Autant de scénarios de délires différents que de personnes ! Ils sont largement influencés par :
- Le stade de la maladie : en particulier l’intensité des troubles cognitifs permettant ou non un certain degré de compréhension de la situation vécue dans le présent.
- L’environnement : rassurant ou pas, isolé ou pas.
- L’histoire personnelle : plus ou moins traumatique avec des abandons, des guerres ou au contraire une harmonie.
- La personnalité : suspicieuse ou confiante.
Que faire ?
Les soignants avec le médecin doivent impérativement rechercher une cause et prendre les mesures qui s’imposent pour la contrer : arrêt ou ajustement d’un traitement, contacts humains, aides auditives ou visuelles, présence réconfortante.
Les proches, les soignants et le médecin doivent se mobiliser pour apaiser ce délire si les conséquences en sont terribles pour la personne malade et son entourage : il existe des médicaments efficaces à doser savamment pour en éviter les effets secondaires.
En revanche, il faut savoir respecter certaines idées délirantes lorsqu’elles ne sont pas source de souffrances.
Il est toujours recommandé d’exprimer la reconnaissance de ce que vit l’autre sans pour cela y adhérer ou en rajouter : « C’est terrible ce que tu vis là ». Faire parler, demander des détails « où cela se passe ? La nuit ? Le jour ? Que ressens-tu ? », permet de réconforter et d’apporter des éléments rassurants. Oser exprimer qu’on croit mais qu’on ne ressent pas les mêmes choses montre une compréhension mutuelle. L’histoire de vie est intéressante à explorer.
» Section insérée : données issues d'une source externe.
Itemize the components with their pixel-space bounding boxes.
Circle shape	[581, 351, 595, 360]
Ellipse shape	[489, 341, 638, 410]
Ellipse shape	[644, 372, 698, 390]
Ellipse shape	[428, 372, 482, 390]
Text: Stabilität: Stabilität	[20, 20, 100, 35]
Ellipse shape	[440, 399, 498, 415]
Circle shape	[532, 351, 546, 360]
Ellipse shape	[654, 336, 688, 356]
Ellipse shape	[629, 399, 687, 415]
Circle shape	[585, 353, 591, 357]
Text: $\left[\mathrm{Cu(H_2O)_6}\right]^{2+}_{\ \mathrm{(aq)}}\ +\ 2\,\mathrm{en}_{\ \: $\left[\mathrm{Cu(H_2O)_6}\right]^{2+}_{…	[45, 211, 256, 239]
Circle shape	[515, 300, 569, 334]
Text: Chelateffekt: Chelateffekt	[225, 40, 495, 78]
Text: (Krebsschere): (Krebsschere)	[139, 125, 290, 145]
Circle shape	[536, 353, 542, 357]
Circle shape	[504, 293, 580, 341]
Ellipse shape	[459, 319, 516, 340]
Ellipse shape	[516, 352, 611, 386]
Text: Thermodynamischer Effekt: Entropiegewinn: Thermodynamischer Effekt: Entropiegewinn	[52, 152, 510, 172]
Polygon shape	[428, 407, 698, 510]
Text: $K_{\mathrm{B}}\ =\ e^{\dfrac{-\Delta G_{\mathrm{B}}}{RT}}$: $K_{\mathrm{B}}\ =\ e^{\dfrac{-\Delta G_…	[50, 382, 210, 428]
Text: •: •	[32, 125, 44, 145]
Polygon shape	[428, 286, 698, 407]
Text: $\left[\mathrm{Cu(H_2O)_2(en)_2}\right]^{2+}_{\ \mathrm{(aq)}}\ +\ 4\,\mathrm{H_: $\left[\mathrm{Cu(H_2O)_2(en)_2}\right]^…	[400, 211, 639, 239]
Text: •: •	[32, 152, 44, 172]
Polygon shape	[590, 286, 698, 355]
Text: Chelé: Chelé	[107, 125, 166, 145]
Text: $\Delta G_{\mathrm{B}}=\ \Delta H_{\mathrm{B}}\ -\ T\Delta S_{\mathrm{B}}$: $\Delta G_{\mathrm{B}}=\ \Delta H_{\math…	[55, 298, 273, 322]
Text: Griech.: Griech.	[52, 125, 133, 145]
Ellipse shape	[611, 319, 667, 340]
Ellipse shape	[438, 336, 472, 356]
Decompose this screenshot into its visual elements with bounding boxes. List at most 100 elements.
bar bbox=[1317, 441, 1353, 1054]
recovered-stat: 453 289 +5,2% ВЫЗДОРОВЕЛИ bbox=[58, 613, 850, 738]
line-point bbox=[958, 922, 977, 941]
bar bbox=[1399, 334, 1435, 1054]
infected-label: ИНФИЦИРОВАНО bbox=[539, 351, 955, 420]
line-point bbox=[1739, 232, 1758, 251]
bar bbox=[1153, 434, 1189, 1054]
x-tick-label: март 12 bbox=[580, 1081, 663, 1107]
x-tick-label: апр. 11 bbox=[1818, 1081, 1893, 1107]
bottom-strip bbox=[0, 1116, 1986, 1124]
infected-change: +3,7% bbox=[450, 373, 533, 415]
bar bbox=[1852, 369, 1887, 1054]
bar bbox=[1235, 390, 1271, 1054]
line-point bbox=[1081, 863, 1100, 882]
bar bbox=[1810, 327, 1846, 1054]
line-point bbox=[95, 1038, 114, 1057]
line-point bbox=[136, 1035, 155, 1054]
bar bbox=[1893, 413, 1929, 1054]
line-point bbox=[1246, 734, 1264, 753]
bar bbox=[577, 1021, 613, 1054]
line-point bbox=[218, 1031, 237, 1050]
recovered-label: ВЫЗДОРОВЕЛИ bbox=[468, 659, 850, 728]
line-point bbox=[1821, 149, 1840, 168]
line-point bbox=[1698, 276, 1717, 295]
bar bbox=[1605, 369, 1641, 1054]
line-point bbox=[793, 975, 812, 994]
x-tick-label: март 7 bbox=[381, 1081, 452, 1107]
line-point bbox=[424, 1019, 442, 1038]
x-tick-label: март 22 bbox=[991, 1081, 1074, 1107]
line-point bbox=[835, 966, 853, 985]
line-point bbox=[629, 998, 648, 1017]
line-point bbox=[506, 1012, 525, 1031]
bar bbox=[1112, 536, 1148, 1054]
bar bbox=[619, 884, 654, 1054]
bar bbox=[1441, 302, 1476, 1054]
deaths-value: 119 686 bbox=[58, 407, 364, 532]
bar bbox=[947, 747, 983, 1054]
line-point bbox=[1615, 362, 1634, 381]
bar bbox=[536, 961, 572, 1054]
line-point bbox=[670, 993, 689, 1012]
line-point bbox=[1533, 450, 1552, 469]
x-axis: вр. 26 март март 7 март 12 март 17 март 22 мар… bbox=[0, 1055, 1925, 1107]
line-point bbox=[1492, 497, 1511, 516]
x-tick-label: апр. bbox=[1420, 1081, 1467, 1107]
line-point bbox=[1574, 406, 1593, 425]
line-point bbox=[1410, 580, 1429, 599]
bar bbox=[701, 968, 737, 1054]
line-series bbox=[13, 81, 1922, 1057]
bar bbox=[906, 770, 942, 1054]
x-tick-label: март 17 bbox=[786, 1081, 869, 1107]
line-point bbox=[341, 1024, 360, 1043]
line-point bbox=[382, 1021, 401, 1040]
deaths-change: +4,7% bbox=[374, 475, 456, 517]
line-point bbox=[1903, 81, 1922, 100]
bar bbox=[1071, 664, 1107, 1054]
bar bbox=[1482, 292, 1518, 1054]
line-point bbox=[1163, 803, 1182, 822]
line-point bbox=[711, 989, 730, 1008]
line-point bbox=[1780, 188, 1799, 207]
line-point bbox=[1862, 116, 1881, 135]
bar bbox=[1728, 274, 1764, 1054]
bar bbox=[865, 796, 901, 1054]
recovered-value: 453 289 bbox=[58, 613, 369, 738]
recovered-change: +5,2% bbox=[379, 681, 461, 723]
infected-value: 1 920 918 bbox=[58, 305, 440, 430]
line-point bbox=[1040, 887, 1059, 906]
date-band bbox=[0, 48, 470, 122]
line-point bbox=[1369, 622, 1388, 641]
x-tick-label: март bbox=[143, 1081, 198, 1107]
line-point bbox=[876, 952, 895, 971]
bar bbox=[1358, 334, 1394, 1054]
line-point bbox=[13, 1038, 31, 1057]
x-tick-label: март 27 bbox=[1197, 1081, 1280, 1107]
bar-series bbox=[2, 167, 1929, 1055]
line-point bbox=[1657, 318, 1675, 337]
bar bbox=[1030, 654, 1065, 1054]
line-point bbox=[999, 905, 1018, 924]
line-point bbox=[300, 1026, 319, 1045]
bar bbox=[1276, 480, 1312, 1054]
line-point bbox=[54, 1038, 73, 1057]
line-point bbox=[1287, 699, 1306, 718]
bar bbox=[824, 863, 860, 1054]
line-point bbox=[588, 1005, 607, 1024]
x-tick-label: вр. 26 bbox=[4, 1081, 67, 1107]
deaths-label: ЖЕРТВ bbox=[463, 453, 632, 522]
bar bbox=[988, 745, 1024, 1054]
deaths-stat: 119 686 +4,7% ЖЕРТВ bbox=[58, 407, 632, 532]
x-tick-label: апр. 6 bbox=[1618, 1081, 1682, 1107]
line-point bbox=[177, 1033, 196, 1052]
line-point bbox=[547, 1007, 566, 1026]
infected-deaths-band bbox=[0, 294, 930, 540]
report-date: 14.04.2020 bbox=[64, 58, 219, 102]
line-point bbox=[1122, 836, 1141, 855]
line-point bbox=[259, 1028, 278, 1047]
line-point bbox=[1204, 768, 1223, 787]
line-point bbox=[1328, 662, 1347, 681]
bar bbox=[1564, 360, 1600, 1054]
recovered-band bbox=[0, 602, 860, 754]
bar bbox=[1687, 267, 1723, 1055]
« Bizarre ? Vous avez dit bizarre ? Comme c’est bizarre ! » Oui, mais essayer de voir au-delà !
Explorer médicalement impérativement, soigner quand c’est possible, comprendre ce qui se cache derrière cette manifestation comportementale, adopter des stratégies adaptées permettent d’aider son proche à vivre mieux et l’aidant à être soutenu.